Запоздалая волна адреналина плеснула в мозги и откатилась, оставив во рту привкус усталого, протухшего раздражения.
– Осторожнее, - медленно и очень внятно произнес Стэн, на шаг отступая. Делла удивленно посмотрела на него, но послушно кивнула и слезла со стула.
– Да. Точно, - взмахом палочки она сняла супницу и отлевитировала ее на стол, где и просканировала – естественно, ничего не обнаружив. – Это было тупо.
О господи. Ну конечно, это было тупо.
Стэн споткнулся об эту одобрительно-согласную брюзгливую мысль и замер. Потому что это была неправильная мысль.
Это же… ну… Делла. Она увлекается. Иногда это бесило Стэна, иногда пугало, иногда утомляло. Но никогда не вызывало желания раздраженно и снисходительно одернуть.
Водрузив супницу на место, Делла обернулась к Стэну, и улыбка на ее лице потухла, как засвеченная фотография.
– Что случилось?
– Не знаю.
Радость ушла. Азарт ушел.
Осталось только нервозность. Внутри у Стэна расползалась гулкая серая пустота, в которой короткими злыми молниями проскакивало раздражение, бессмысленное и безадресное.
– Тебе плохо? – Делла шагнула вперед, и Стэн зеркальным движением отступил, сохраняя дистанцию.
– Нет, нормально. Просто… голова болит.
Ложь получилась неуклюжая и глупая, но Стэну было все равно. Потому что как объяснить все происходящее, он не знал – и знать не хотел. От одной только мысли, что придется что-то там объяснять, мутило. Стэн не хотел ковыряться в себе, выискивая внутренние смыслы, а потом предъявлять их публике, которая все равно нихрена не поймет.

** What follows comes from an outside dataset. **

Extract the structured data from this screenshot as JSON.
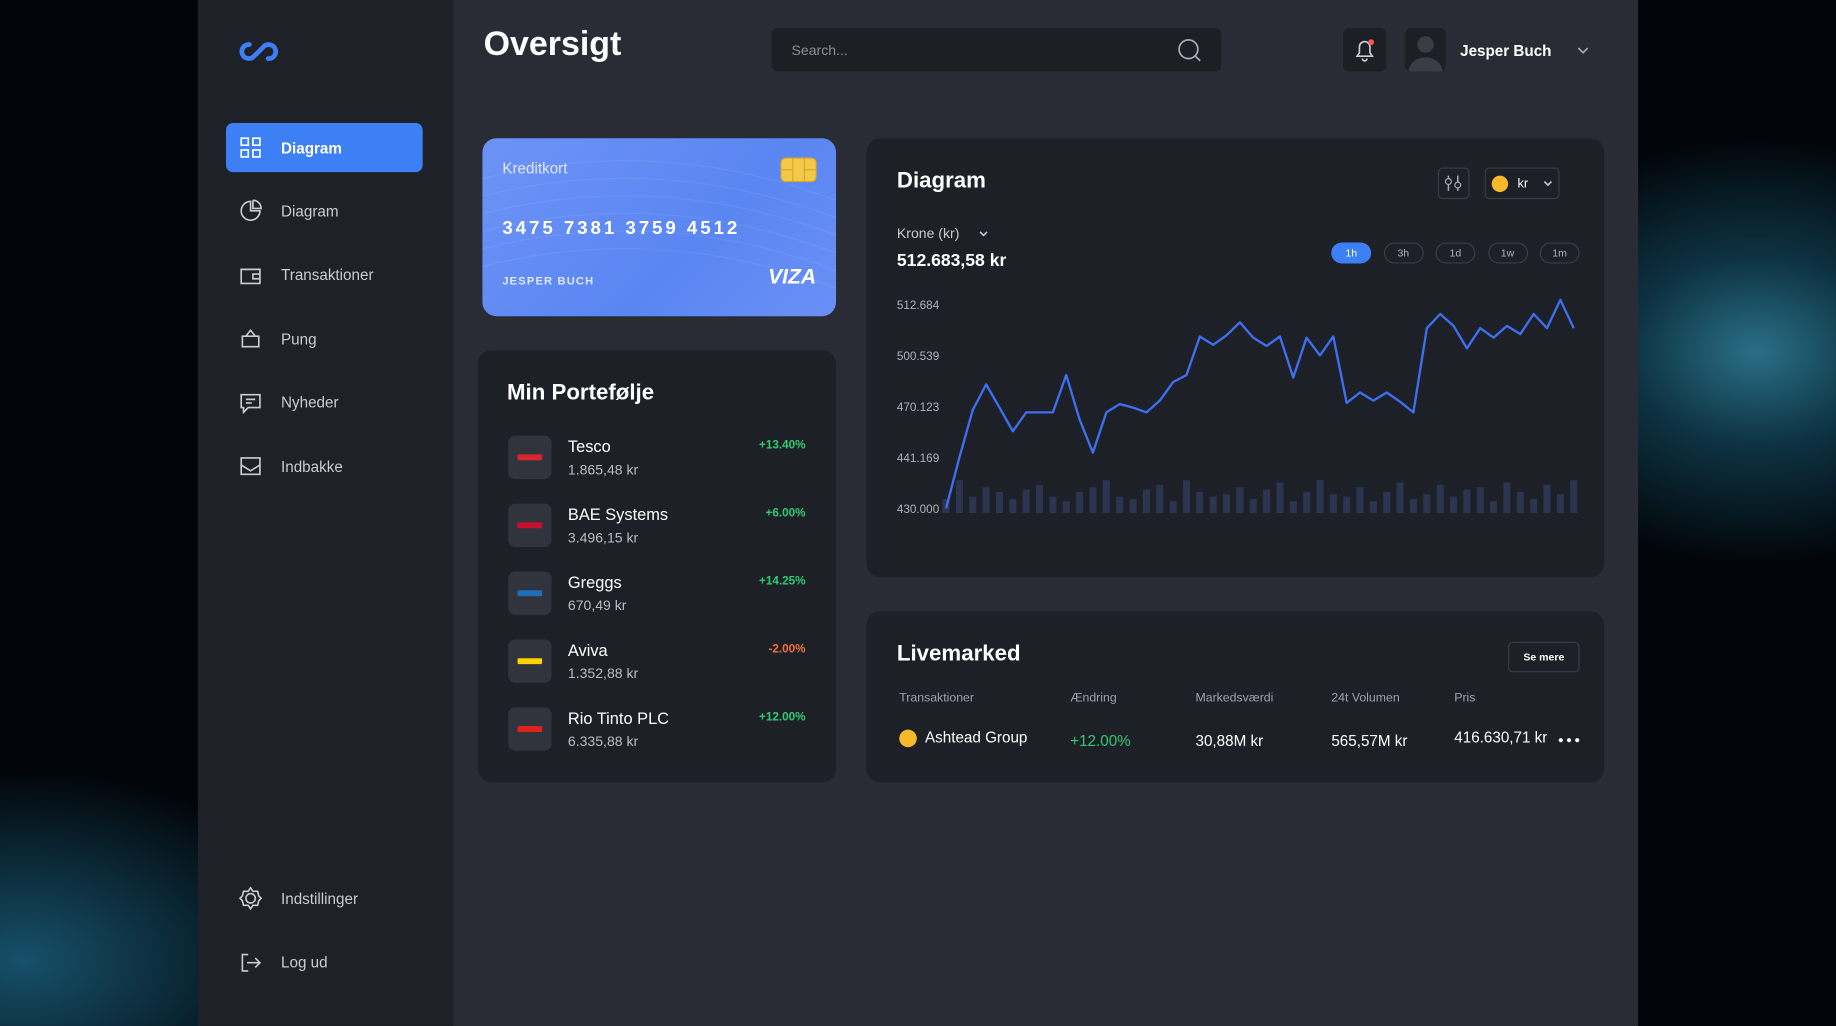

Все это было так далеко от веселого адреналинового укура, который тащил Стэна весь день, что вызывало ощущение расколовшейся реальности. Как будто кто-то перещелкнул тумблер внутри, выбросив его из цветного кино в черно-белое.
Стэн закрыл глаза, вдохнул и медленно выдохнул.
Бальзам. В девять часов он не выпил бальзам. Чертова бутылочка осталась дома – лежала в шкафчике под стопкой трусов, на расстоянии семидесяти миль.
Блядь.
Вот же идиот.
Делла смотрела на него с явственным сомнением, постукивая палочкой по столу. От кончика с едва слышным шипением разлетались голубоватые искры.
– Если проблема в мигрени, могу обезболить. Целитель из меня херовый, но уж с такой-то ерундой я справлюсь.
– Не надо, - Стэн с усилием потер ладонью лицо. – Сейчас все пройдет.
Он заставил себя улыбнуться и уселся на стул, подтянув к себе чашку. Поднимающийся над кофе пар оседал на языке пережженной угольной горечью. Делла подвинула к нему тарелку, и Стэн взял несколько орешков. Есть не хотелось, но еще меньше хотелось объяснять, почему пропал аппетит, и Стэн разжевал арахис, совершенно не чувствуя вкуса, и смыл масляную пленку горячим кофе.